I must have fallen asleep, as the next thing I know the manuscript has fallen to the floor from the arm of the chair, each of its pages scattering across the worn-out, stinking carpet, random pages fluttering beneath the open window. I get up and gather them together, but it’s impossible to put the manuscript back together as the pages aren’t numbered. I could scream, but I act calmly, as if I’m tidying the table after a pleasant meal with friends. I look around to see if I have missed any of the pages. Then I see it, wedged beneath the coffee table and a pair of walking boots: one entire section of the manuscript, intact. I pick it up. It’s a short chapter titled: ‘The Underworld’. I set it aside on a shelf, away from the rest of the manuscript.

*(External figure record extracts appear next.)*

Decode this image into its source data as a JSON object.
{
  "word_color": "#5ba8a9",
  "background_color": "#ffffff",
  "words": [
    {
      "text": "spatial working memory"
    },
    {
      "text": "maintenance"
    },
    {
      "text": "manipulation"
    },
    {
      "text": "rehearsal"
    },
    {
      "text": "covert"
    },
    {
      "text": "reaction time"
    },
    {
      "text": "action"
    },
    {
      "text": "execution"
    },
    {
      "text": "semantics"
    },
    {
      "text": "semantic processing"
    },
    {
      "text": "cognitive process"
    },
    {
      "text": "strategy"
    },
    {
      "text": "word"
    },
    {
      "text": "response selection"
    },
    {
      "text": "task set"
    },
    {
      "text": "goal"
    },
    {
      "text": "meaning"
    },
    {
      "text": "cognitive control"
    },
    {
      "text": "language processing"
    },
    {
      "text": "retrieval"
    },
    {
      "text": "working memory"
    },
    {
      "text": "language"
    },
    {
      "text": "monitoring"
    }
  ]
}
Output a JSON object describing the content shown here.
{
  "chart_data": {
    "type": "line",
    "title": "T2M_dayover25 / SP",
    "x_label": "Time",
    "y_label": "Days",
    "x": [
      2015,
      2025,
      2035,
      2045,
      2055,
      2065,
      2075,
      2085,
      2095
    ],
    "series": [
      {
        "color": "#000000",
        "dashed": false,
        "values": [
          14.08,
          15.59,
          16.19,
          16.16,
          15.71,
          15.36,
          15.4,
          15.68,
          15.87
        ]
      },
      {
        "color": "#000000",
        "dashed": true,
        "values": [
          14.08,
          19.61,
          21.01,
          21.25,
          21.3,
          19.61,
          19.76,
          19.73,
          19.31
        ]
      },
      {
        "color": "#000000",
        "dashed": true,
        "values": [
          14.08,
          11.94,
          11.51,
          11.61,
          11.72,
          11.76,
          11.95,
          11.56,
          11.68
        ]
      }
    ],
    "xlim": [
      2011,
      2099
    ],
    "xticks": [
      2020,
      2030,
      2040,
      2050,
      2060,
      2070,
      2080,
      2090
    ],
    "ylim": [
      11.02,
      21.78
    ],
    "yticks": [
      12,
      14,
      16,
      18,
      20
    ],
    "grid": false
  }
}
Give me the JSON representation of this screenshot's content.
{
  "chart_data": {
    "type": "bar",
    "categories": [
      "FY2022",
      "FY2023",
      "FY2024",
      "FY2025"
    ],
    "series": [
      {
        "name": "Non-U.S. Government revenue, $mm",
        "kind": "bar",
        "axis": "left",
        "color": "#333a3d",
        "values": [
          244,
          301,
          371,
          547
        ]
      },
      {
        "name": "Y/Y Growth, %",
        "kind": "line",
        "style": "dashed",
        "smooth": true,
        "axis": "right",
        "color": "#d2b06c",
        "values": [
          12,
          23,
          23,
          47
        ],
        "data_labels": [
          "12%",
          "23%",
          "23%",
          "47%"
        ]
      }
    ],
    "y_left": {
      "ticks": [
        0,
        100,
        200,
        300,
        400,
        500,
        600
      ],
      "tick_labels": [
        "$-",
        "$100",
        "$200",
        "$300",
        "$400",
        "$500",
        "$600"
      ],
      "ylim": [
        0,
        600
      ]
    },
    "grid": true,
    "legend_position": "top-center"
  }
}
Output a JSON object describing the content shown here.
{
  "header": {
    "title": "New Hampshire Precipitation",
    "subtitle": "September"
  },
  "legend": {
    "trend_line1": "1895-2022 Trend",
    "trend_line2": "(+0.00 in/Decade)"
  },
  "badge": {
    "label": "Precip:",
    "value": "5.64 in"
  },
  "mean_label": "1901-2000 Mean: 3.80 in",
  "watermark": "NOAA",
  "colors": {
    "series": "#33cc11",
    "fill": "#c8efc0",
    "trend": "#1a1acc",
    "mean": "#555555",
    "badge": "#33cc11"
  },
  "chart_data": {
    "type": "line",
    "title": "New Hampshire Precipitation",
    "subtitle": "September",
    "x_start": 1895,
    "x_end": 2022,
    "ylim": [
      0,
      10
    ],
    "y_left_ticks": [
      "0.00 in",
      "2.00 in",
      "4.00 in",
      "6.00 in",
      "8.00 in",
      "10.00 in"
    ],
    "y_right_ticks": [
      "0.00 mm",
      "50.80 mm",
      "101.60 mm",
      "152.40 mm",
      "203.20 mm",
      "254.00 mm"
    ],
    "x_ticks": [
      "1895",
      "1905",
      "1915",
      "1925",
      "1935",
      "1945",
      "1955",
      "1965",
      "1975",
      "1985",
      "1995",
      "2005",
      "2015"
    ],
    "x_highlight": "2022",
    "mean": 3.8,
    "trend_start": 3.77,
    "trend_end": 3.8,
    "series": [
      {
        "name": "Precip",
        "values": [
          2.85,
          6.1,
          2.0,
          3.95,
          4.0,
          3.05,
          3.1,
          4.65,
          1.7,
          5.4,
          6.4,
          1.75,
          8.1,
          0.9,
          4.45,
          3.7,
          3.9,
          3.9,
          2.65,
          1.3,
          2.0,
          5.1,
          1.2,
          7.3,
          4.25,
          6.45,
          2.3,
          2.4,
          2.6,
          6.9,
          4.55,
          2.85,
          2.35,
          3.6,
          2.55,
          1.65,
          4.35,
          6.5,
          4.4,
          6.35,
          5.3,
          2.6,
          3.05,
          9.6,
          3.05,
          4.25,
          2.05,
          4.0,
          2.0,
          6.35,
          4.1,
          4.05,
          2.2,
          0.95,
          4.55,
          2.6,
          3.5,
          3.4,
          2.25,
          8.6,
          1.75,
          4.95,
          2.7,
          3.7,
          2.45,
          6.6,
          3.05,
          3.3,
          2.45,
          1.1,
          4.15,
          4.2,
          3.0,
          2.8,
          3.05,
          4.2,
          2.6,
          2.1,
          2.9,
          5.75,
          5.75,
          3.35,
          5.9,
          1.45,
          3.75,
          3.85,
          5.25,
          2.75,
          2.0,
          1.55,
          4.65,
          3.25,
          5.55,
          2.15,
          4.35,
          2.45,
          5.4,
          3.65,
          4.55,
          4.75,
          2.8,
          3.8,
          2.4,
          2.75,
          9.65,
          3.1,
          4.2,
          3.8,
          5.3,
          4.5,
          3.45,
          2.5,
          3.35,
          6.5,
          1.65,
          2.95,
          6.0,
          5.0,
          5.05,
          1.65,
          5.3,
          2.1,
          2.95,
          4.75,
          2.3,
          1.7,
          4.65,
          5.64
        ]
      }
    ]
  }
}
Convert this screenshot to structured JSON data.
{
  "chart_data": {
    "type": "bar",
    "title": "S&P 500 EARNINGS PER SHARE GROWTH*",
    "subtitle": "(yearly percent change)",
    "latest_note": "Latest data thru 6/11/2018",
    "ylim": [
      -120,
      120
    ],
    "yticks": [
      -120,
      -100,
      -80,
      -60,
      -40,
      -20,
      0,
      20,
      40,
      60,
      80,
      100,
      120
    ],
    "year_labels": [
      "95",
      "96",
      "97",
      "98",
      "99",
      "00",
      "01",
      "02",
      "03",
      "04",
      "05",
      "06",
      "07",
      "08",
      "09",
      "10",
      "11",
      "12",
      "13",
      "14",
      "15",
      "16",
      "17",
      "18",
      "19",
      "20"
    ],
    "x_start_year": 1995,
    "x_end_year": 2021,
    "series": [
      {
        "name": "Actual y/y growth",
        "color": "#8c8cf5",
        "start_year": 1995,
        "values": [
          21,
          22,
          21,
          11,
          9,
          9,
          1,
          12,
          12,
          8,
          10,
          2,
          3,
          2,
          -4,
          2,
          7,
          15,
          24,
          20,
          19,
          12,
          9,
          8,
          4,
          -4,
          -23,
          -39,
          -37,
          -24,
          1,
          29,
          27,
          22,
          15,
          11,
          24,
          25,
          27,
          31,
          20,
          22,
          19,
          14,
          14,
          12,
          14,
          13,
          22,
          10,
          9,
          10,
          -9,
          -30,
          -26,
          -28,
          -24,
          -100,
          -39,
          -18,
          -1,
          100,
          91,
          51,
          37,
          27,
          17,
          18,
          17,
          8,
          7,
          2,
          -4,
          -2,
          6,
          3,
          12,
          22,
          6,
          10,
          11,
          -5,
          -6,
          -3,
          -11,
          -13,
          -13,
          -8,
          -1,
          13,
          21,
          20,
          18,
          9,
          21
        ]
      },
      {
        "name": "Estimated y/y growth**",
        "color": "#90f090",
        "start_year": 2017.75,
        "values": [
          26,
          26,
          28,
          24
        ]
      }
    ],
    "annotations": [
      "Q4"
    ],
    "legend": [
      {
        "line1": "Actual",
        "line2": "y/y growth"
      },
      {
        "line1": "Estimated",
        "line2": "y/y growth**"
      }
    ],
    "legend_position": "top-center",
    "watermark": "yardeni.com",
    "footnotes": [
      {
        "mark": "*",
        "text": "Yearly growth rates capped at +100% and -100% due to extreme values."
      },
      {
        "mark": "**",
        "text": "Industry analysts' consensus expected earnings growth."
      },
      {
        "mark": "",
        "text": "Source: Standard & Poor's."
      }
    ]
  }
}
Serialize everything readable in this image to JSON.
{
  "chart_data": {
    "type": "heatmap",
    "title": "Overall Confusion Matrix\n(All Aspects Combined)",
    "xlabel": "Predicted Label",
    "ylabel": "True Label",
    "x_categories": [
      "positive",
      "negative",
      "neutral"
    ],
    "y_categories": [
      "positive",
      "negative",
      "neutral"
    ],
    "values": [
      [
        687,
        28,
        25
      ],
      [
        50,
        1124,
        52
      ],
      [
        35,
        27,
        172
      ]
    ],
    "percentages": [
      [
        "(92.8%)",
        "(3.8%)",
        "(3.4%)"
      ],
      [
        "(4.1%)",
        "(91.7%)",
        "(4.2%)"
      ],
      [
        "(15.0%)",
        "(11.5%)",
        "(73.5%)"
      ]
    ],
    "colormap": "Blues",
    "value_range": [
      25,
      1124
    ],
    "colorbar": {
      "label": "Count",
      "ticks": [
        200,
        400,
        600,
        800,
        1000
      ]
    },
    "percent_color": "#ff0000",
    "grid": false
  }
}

a different narrative of the same thing

I need some food. I pull myself together and head out of the caravan to the Lobster Smack. The pub is empty, apart from Mr Buchanan sitting at the bar, reading a newspaper. It takes him a while to look up. He greets me with a broad smile.

‘Jon … Jon … Young Jon … How are we today?’

‘I’ve felt better …’

‘What would you like to drink?’

‘Bloody Mary … Double vodka …’

‘Heavy night?’

‘Something like that …’

‘I didn’t see you yesterday …’

‘No …’

‘You busy clearing that caravan?’

‘Oh … Yes … Cleared out his clothes … And other stuff.’

‘Listen, Jon … Have you read more of his book? What’s it called?’

‘Oh, yes … Vulgar Things … yes, I have … It’s a work of brilliance … There’s this one chapter that I’m going to be working on …’

‘That’s good … And what about everything else? Is that all nearly done and dusted?’

‘Well … I … nearly …’

‘Here … a double …’

‘Thanks …’

‘We need it vacant by the weekend, remember …’

‘Yes, I remember. It will be … There’s lots of stuff … personal stuff, stuff that other family members should look at … I don’t know … They all pretty much hated him.’